J.P. Holtz provides spark Bears have been missing at tight end

J.P. Holtz provides spark Bears have been missing at tight end

Trey Burton's nagging injuries and Adam Shaheen's lack of development created a tight end crisis for the Bears through the first half of the 2019 season, but with Burton on injured reserve and Shaheen seemingly no longer in the team's plans, someone had to rise from the ashes and take over the starting job.

Enter J.P. Holtz, the 26-year-old unknown commodity whose under-the-radar signing with the Bears was hardly noticed by the fanbase. GM Ryan Pace claimed Holtz off waivers on Sept. 11 after a brief stint with the Washington Redskins, where he spent 2018 and the start of 2019 bouncing between the practice squad and active roster.

Holtz initially entered the NFL as an undrafted free agent out of Pittsburgh. He signed with the Browns in May 2016 and spent the end of that season on Cleveland's practice squad. 

Needless to say, Holtz's journey to the Bears' starting lineup has been anything but traditional. But in Week 14's game against the Dallas Cowboys, he provided the Bears' offense with its first legitimately productive game at tight end. Holtz finished Thursday's game with three catches for 56 yards and had the longest catch of any Bears receiver (30 yards). He was the highest-graded player on Chicago's offense, per Pro Football Focus. His 79.2 grade was better than Burton's top mark in 2019 (67.6) and would've qualified as Burton's third-best game of 2018, too. 

Holtz out-snapped fellow tight end Jesper Horsted, 37-31, and appears to have taken a slight lead over Horsted for reps moving forward. That said, both players have surprisingly looked like better fits for what Matt Nagy wants to do in his offense than either Burton or Shaheen. Horsted had four catches for 36 yards on Thursday.

Holtz and Horsted combined for seven catches and 92 yards. That's more yards in one game than Burton managed in the eight games he played, total.

It would be unfair to expect similar production from Holtz from here on out considering he was never a pass-catcher at any point in his career.

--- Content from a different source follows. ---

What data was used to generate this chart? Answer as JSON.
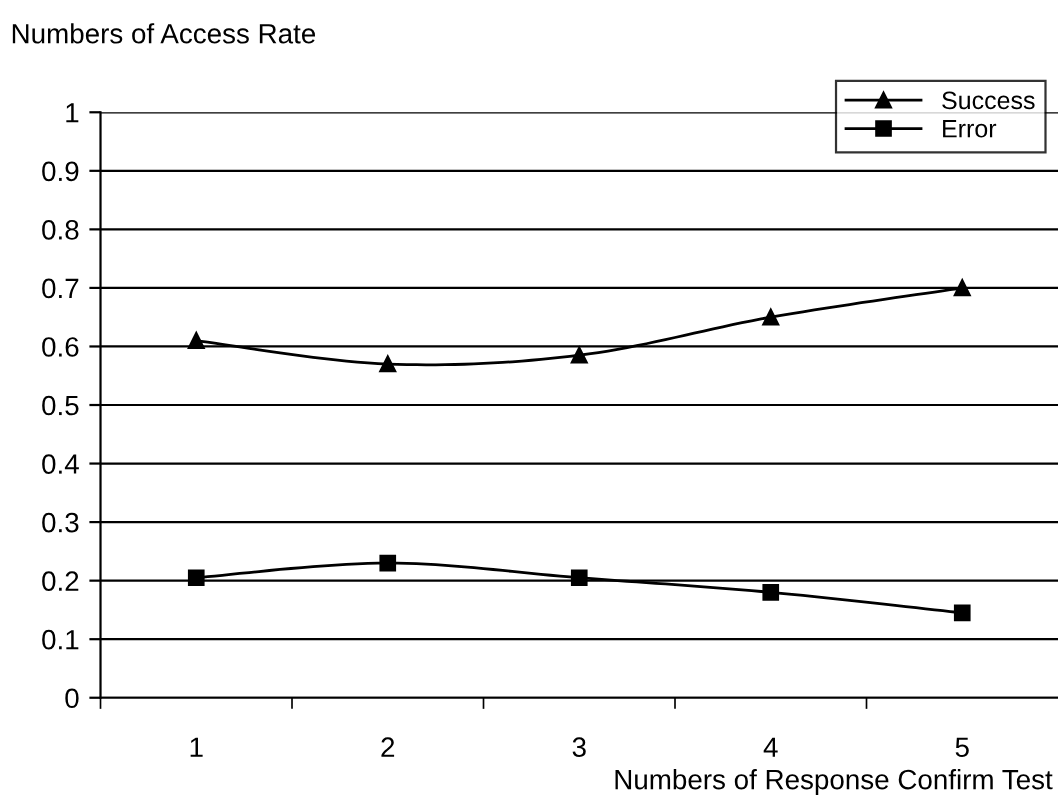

In college, Holtz never topped more than 24 catches in a season and recorded a career-high 350 yards his senior year. But we've seen players' roles change once they get to the NFL before. Take 49ers superstar George Kittle, for example. His career-high in receiving yards at Iowa was just 314. We know what kind of weapon he's turned into as a pro.

No, Holtz isn't the next Kittle. But he doesn't have to be. He just has to be the guy we saw Thursday night who made plays for an offense desperate for a playmaking tight end.